Das ZDF über­trägt live

Viele packende Spiele hatten mein Vater und ich bis dato im Sta­dion am Schwal­ben­berg“ erlebt, zum Bei­spiel den 4:0‑Kantersieg gegen die SpVgg Unter­ha­ching in der Bay­ern­liga-Saison 91/92 vor aus­ver­kauftem Haus und 5000 begeis­terten Zuschauern. Am Ende der Saison stand gar die Vize­meis­ter­schaft in der Bay­ern­liga zu Buche. Aber was uns das Sport­studio an diesem Abend im Juli bescheren sollte, stellte alles bisher dage­we­sene in den Schatten: Der TSV bekam tat­säch­lich den großen FC Bayern zuge­lost. Und als ob das alles noch nicht genug gewesen wäre, hatten die Münchner gerade erst ihren ita­lie­ni­schen Star­coach Gio­vanni Tra­pat­toni und den fran­zö­si­schen Welt­klas­se­an­greifer Jean-Pierre Papin ver­pflichtet.

Natür­lich besorgten wir uns sofort Karten für das Spiel. Mein guter Freund Dominik (Bay­ernfan) und sein Vater waren mit von der Partie. Das Spiel fand im Fran­ken­sta­dion zu Nürn­berg statt, da die Kapa­zität des Sta­dions am Schwal­ben­berg für die großen Bayern nie­mals aus­ge­reicht hätte. 24.200 Zuschauer fanden sich an diesem Sonn­tag­abend im weiten Sta­di­on­rund ein. Ver­mut­lich wären es mehr geworden, hätte das ZDF nicht live über­tragen.

Welt­stars gegen Ama­teure

Beim Blick auf die Auf­stel­lung der Bayern wurde uns schnell klar; die wollen hier nichts anbrennen lassen.
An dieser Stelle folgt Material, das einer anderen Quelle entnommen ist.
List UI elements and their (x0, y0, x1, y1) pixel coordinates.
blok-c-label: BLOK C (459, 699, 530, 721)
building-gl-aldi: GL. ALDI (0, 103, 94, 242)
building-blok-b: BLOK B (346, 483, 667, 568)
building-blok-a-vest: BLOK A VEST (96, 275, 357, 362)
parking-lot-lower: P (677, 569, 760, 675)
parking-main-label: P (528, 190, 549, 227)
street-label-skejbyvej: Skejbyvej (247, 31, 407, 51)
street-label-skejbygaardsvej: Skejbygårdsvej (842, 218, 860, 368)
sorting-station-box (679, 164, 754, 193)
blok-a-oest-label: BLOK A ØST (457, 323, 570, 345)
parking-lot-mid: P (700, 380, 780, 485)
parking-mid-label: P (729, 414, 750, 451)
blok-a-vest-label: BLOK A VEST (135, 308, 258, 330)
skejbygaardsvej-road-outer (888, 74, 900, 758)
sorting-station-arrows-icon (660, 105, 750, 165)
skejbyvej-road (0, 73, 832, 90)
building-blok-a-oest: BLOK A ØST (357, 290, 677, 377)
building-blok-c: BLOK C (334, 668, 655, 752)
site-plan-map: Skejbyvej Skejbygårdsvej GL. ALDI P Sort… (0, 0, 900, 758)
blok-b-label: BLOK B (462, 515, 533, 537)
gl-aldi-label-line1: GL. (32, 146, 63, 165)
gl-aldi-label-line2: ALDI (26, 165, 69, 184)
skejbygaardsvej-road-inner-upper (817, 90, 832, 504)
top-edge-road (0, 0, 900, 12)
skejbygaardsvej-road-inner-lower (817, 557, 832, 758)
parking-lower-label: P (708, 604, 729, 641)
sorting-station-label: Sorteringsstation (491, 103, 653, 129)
Auch Dominik war sich sicher, dass die Greu­ther schon zufrieden sein könnten, wenn sie nicht zwei­stellig unter­gehen würden gegen dieses Star­ensemble: Kahn, Helmer, Mat­thäus, Jorginho, Scholl, Papin und Witeczek gar­niert mit den Nach­wuchs­kräften Hamann, Stern­kopf, Babbel und Ner­linger. Die Greu­ther Mann­schaft bestand zur Gänze aus Ama­teuren. Später sollte aus dem TSV-Kader einzig Harry Koch eine Bun­des­li­gakar­riere beim 1. FC Kai­sers­lau­tern vor­be­halten sein. Der beste Stürmer in der Mann­schaft, Schnauz­bart Werner Pfeuffer, ver­diente seine Bröt­chen bei­spiels­weise als Poli­zist.